“İyi misin?” Yüzümdeki gülümsemeyi elimden geldiğince tutmaya çalışsam da başarılı olamamıştım. Daha fazla zorlamamın anlamı yoktu. Yanına varınca durup konuşmak için ağzımı açtım, fakat Hector’ın sesiyle durmuştum.
“Isaac, sana bir şeyi açıklamam gerek.” Bizden 3-4 adım uzakta durdu.
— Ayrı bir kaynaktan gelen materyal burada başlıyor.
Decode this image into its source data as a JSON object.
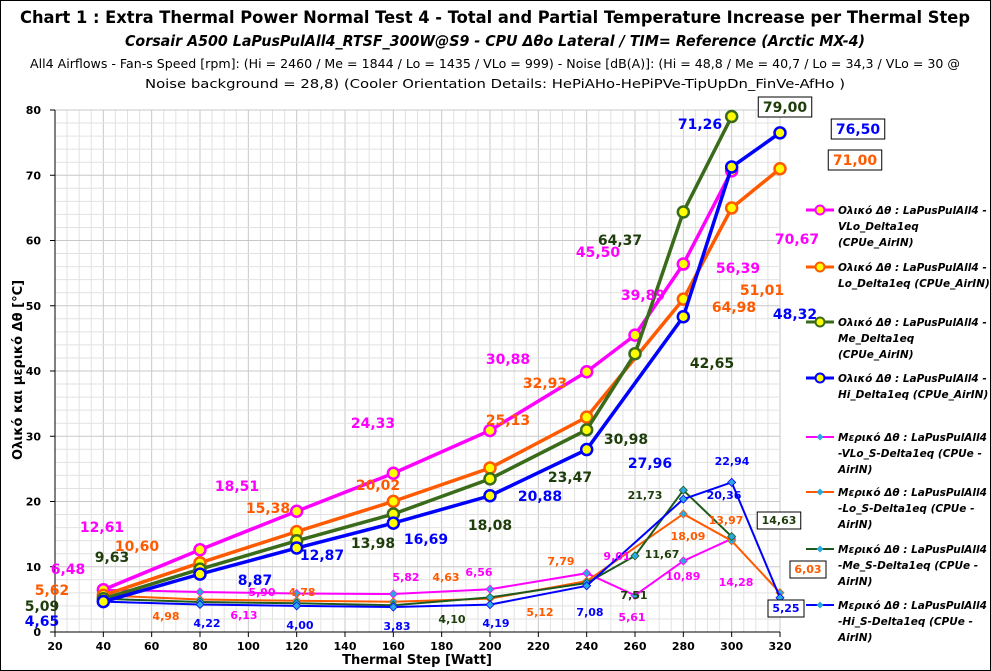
{
  "title": "Chart 1 :  Extra Thermal Power  Normal  Test  4  -  Total and Partial Temperature Increase per Thermal Step",
  "subtitle": "Corsair A500  LaPusPulAll4_RTSF_300W@S9 - CPU  Δθo Lateral / TIM= Reference (Arctic MX-4)",
  "info_line1": "All4  Airflows  -  Fan-s Speed [rpm]:  (Hi = 2460 / Me = 1844 / Lo = 1435 / VLo = 999) - Noise [dB(A)]: (Hi = 48,8 / Me = 40,7 / Lo = 34,3 / VLo = 30 @",
  "info_line2": "Noise background  = 28,8)            (Cooler Orientation Details: HePiAHo-HePiPVe-TipUpDn_FinVe-AfHo )",
  "chart_data": {
    "type": "line",
    "xlabel": "Thermal Step [Watt]",
    "ylabel": "Ολικό και μερικό Δθ [°C]",
    "xlim": [
      20,
      320
    ],
    "ylim": [
      0,
      80
    ],
    "xticks": [
      "20",
      "40",
      "60",
      "80",
      "100",
      "120",
      "140",
      "160",
      "180",
      "200",
      "220",
      "240",
      "260",
      "280",
      "300",
      "320"
    ],
    "yticks": [
      "0",
      "10",
      "20",
      "30",
      "40",
      "50",
      "60",
      "70",
      "80"
    ],
    "grid": true,
    "legend_position": "right",
    "series": [
      {
        "name": "Ολικό Δθ : LaPusPulAll4 - VLo_Delta1eq (CPUe_AirIN)",
        "legend_lines": [
          "Ολικό Δθ : LaPusPulAll4 -",
          "VLo_Delta1eq",
          "(CPUe_AirIN)"
        ],
        "color": "#ff00ff",
        "marker": "circle",
        "x": [
          40,
          80,
          120,
          160,
          200,
          240,
          260,
          280,
          300
        ],
        "y": [
          6.48,
          12.61,
          18.51,
          24.33,
          30.88,
          39.89,
          45.5,
          56.39,
          70.67
        ],
        "labels": [
          "6,48",
          "12,61",
          "18,51",
          "24,33",
          "30,88",
          "39,89",
          "45,50",
          "56,39",
          "70,67"
        ]
      },
      {
        "name": "Ολικό Δθ : LaPusPulAll4 - Lo_Delta1eq (CPUe_AirIN)",
        "legend_lines": [
          "Ολικό Δθ : LaPusPulAll4 -",
          "Lo_Delta1eq  (CPUe_AirIN)"
        ],
        "color": "#ff5a00",
        "marker": "circle",
        "x": [
          40,
          80,
          120,
          160,
          200,
          240,
          280,
          300,
          320
        ],
        "y": [
          5.62,
          10.6,
          15.38,
          20.02,
          25.13,
          32.93,
          51.01,
          64.98,
          71.0
        ],
        "labels": [
          "5,62",
          "10,60",
          "15,38",
          "20,02",
          "25,13",
          "32,93",
          "51,01",
          "64,98",
          "71,00"
        ]
      },
      {
        "name": "Ολικό Δθ : LaPusPulAll4 - Me_Delta1eq (CPUe_AirIN)",
        "legend_lines": [
          "Ολικό Δθ : LaPusPulAll4 -",
          "Me_Delta1eq",
          "(CPUe_AirIN)"
        ],
        "color": "#3a6b1a",
        "marker": "circle",
        "x": [
          40,
          80,
          120,
          160,
          200,
          240,
          260,
          280,
          300
        ],
        "y": [
          5.09,
          9.63,
          13.98,
          18.08,
          23.47,
          30.98,
          42.65,
          64.37,
          79.0
        ],
        "labels": [
          "5,09",
          "9,63",
          "13,98",
          "18,08",
          "23,47",
          "30,98",
          "42,65",
          "64,37",
          "79,00"
        ]
      },
      {
        "name": "Ολικό Δθ : LaPusPulAll4 - Hi_Delta1eq (CPUe_AirIN)",
        "legend_lines": [
          "Ολικό Δθ : LaPusPulAll4 -",
          "Hi_Delta1eq  (CPUe_AirIN)"
        ],
        "color": "#0000ff",
        "marker": "circle",
        "x": [
          40,
          80,
          120,
          160,
          200,
          240,
          280,
          300,
          320
        ],
        "y": [
          4.65,
          8.87,
          12.87,
          16.69,
          20.88,
          27.96,
          48.32,
          71.26,
          76.5
        ],
        "labels": [
          "4,65",
          "8,87",
          "12,87",
          "16,69",
          "20,88",
          "27,96",
          "48,32",
          "71,26",
          "76,50"
        ]
      },
      {
        "name": "Μερικό Δθ : LaPusPulAll4 -VLo_S-Delta1eq (CPUe - AirIN)",
        "legend_lines": [
          "Μερικό Δθ : LaPusPulAll4",
          "-VLo_S-Delta1eq  (CPUe -",
          "AirIN)"
        ],
        "color": "#ff00ff",
        "marker": "diamond",
        "x": [
          40,
          80,
          120,
          160,
          200,
          240,
          260,
          280,
          300
        ],
        "y": [
          6.48,
          6.13,
          5.9,
          5.82,
          6.56,
          9.01,
          5.61,
          10.89,
          14.28
        ],
        "labels": [
          null,
          "6,13",
          "5,90",
          "5,82",
          "6,56",
          "9,01",
          "5,61",
          "10,89",
          "14,28"
        ]
      },
      {
        "name": "Μερικό Δθ : LaPusPulAll4 -Lo_S-Delta1eq (CPUe - AirIN)",
        "legend_lines": [
          "Μερικό Δθ : LaPusPulAll4",
          "-Lo_S-Delta1eq  (CPUe -",
          "AirIN)"
        ],
        "color": "#ff5a00",
        "marker": "diamond",
        "x": [
          40,
          80,
          120,
          160,
          200,
          240,
          280,
          300,
          320
        ],
        "y": [
          5.62,
          4.98,
          4.78,
          4.63,
          5.12,
          7.79,
          18.09,
          13.97,
          6.03
        ],
        "labels": [
          null,
          "4,98",
          "4,78",
          "4,63",
          "5,12",
          "7,79",
          "18,09",
          "13,97",
          "6,03"
        ]
      },
      {
        "name": "Μερικό Δθ : LaPusPulAll4 -Me_S-Delta1eq (CPUe - AirIN)",
        "legend_lines": [
          "Μερικό Δθ : LaPusPulAll4",
          "-Me_S-Delta1eq  (CPUe -",
          "AirIN)"
        ],
        "color": "#1e5a1e",
        "marker": "diamond",
        "x": [
          40,
          80,
          120,
          160,
          200,
          240,
          260,
          280,
          300
        ],
        "y": [
          5.09,
          4.6,
          4.4,
          4.1,
          5.3,
          7.51,
          11.67,
          21.73,
          14.63
        ],
        "labels": [
          null,
          null,
          null,
          "4,10",
          null,
          "7,51",
          "11,67",
          "21,73",
          "14,63"
        ]
      },
      {
        "name": "Μερικό Δθ : LaPusPulAll4 -Hi_S-Delta1eq (CPUe - AirIN)",
        "legend_lines": [
          "Μερικό Δθ : LaPusPulAll4",
          "-Hi_S-Delta1eq  (CPUe -",
          "AirIN)"
        ],
        "color": "#0000ff",
        "marker": "diamond",
        "x": [
          40,
          80,
          120,
          160,
          200,
          240,
          280,
          300,
          320
        ],
        "y": [
          4.65,
          4.22,
          4.0,
          3.83,
          4.19,
          7.08,
          20.36,
          22.94,
          5.25
        ],
        "labels": [
          null,
          "4,22",
          "4,00",
          "3,83",
          "4,19",
          "7,08",
          "20,36",
          "22,94",
          "5,25"
        ]
      }
    ]
  }
}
Isaac yerinden kıpırdamayınca Hector yine konuşmak zorunda kaldı. “Buraya gelir misin?” Isaac yine kıpırdamayınca Hector derince iç çekti ve bize doğru ilerledi. Ben konuşmasını beklerken Isaac’i yakalarından tutup arabasına yapıştırdı.
“Hey! Sen ne yapıyorsun?!” Sanki ben hiç konuşmamışım gibi Isaac’e bakmayı sürdürdü.
“Ne yapmaya çalıştığını bilmiyorum ama Jane’den uzak duracaksın. Anlaşıldı mı?” Isaac çok tepkisizdi.
“Onu zorlamıyorum. Sen onun kararlarına karışamazsın, o benimle gelmek istiyor ve ne istiyorsa onu yapar. Benim sizin işinize falan karıştığım yok. Sadece Jane ile ilgileniyorum, onların özel hayatlarına karışacak halin yok değil mi?” Gözlerini kısarak sanki bir şeyi fark etmiş gibi alayla Hector’a baktı. “Yoksa seni rahatsız eden şey zaten bu mu?” Hector cevaben yüzüne bir yumruk atmayı seçti. O kadar sert vurmuştu ki, benim canım acımıştı sanki.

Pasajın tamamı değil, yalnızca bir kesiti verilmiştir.